Fully explain the rationale for all opinions, with citation to supporting clinical data/lay statements, as deemed appropriate.
3. If, (and only if) private records received pursuant to the above-sought development suggest that the Veteran’s diabetes has worsened during at any time during the period for consideration on appeal, arrange for the Veteran’s record to be forwarded to the March 2019 VA diabetes examiner for re-review and an addendum medical advisory opinion regarding the severity of his service-connected diabetes. [If that provider is unavailable, the record should be forwarded to another appropriate physician for review and the opinion sought.] The criteria for rating diabetes in 38 C.F.R. § 4.120 must be reviewed by the provider. All findings must be described in detail. It should specifically be noted whether the diabetes requires one or more daily injections of insulin, restricted diet, and regulation of activities, and whether he has compensable complications of diabetes other than ED and bilateral lower extremity peripheral neuropathy, which are already service-connected). If so, there should be an assessment of the severity of such complications (if indicated, by specialty consult).
4. If, (and only if) the above development suggests that the Veteran’s right and left lower extremity peripheral neuropathy has worsened during the period for consideration on appeal, arrange for the Veteran’s record to be forwarded to the March 2019 VA peripheral nerves examiner for re-review and an addendum medical advisory opinion regarding the severity of the bilateral lower extremity neuropathy. [If that provider is unavailable, the record should be forwarded to another appropriate physician for review and the opinion sought.] The criteria for rating peripheral neuropathy in 38 C.F.R. § 4.124a must be reviewed by the examiner. Findings and related impairment of function noted should be described in sufficient detail to allow for consideration of the criteria in 38 C.F.R. § 4.124a.

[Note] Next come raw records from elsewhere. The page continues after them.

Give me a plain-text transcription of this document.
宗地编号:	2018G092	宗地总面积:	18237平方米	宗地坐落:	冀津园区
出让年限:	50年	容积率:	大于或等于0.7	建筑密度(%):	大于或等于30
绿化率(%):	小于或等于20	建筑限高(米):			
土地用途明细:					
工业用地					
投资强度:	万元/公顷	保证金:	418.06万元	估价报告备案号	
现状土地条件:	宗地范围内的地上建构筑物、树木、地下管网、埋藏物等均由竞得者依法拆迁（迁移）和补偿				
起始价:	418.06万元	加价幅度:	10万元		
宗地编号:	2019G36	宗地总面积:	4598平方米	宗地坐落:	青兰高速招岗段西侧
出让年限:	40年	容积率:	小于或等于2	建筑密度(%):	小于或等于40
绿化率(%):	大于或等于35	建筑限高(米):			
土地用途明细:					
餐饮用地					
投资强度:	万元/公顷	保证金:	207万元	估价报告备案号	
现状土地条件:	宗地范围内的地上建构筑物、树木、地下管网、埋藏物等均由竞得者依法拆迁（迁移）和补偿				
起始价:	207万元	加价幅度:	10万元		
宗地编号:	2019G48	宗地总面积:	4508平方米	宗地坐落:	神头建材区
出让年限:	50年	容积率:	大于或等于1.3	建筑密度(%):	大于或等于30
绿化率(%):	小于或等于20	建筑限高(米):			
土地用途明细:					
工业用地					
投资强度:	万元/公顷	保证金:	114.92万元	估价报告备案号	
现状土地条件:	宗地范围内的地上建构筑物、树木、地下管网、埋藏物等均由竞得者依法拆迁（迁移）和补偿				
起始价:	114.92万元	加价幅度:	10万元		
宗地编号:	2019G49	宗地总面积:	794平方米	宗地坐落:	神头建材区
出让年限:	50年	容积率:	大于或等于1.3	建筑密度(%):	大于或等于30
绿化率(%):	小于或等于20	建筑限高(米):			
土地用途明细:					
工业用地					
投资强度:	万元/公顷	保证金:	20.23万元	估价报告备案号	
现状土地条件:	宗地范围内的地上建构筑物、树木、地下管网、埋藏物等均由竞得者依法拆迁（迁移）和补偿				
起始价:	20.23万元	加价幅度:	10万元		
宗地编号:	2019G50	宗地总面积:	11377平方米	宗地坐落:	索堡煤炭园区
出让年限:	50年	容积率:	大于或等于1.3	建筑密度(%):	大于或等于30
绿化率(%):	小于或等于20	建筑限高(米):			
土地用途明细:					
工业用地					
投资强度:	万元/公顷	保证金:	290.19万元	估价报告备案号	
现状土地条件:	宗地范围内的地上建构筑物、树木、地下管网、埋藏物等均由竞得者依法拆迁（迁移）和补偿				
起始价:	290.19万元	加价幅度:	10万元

On review of the record, the examiner should:
(a) Identify each right and left lower extremity nerve affected by neuropathy.
(b) Identify all manifestations of the impaired nerves identified, noting their severity, frequency, and duration, and describe in detail all related functional impairment.
(c) Indicate whether the level of disability found is consistent with complete or incomplete paralysis of the affected nerve. If there is incomplete paralysis of a nerve, indicate whether the level of incomplete paralysis is mild, moderate, moderately severe, or severe with marked muscular atrophy (and explain the basis for the assessment).
Explain the rationale for all opinions, citing to supporting clinical findings, prior medical opinions, and medical literature, as deemed appropriate.
GEORGE R. SENYK
Veterans Law Judge
Board of Veterans’ Appeals
Attorney for the Board J. Bayles, Associate Counsel
The Board’s decision in this case is binding only with respect to the instant matter decided. This decision is not precedential and does not establish VA policies or interpretations of general applicability. 38 C.F.R. § 20.1303.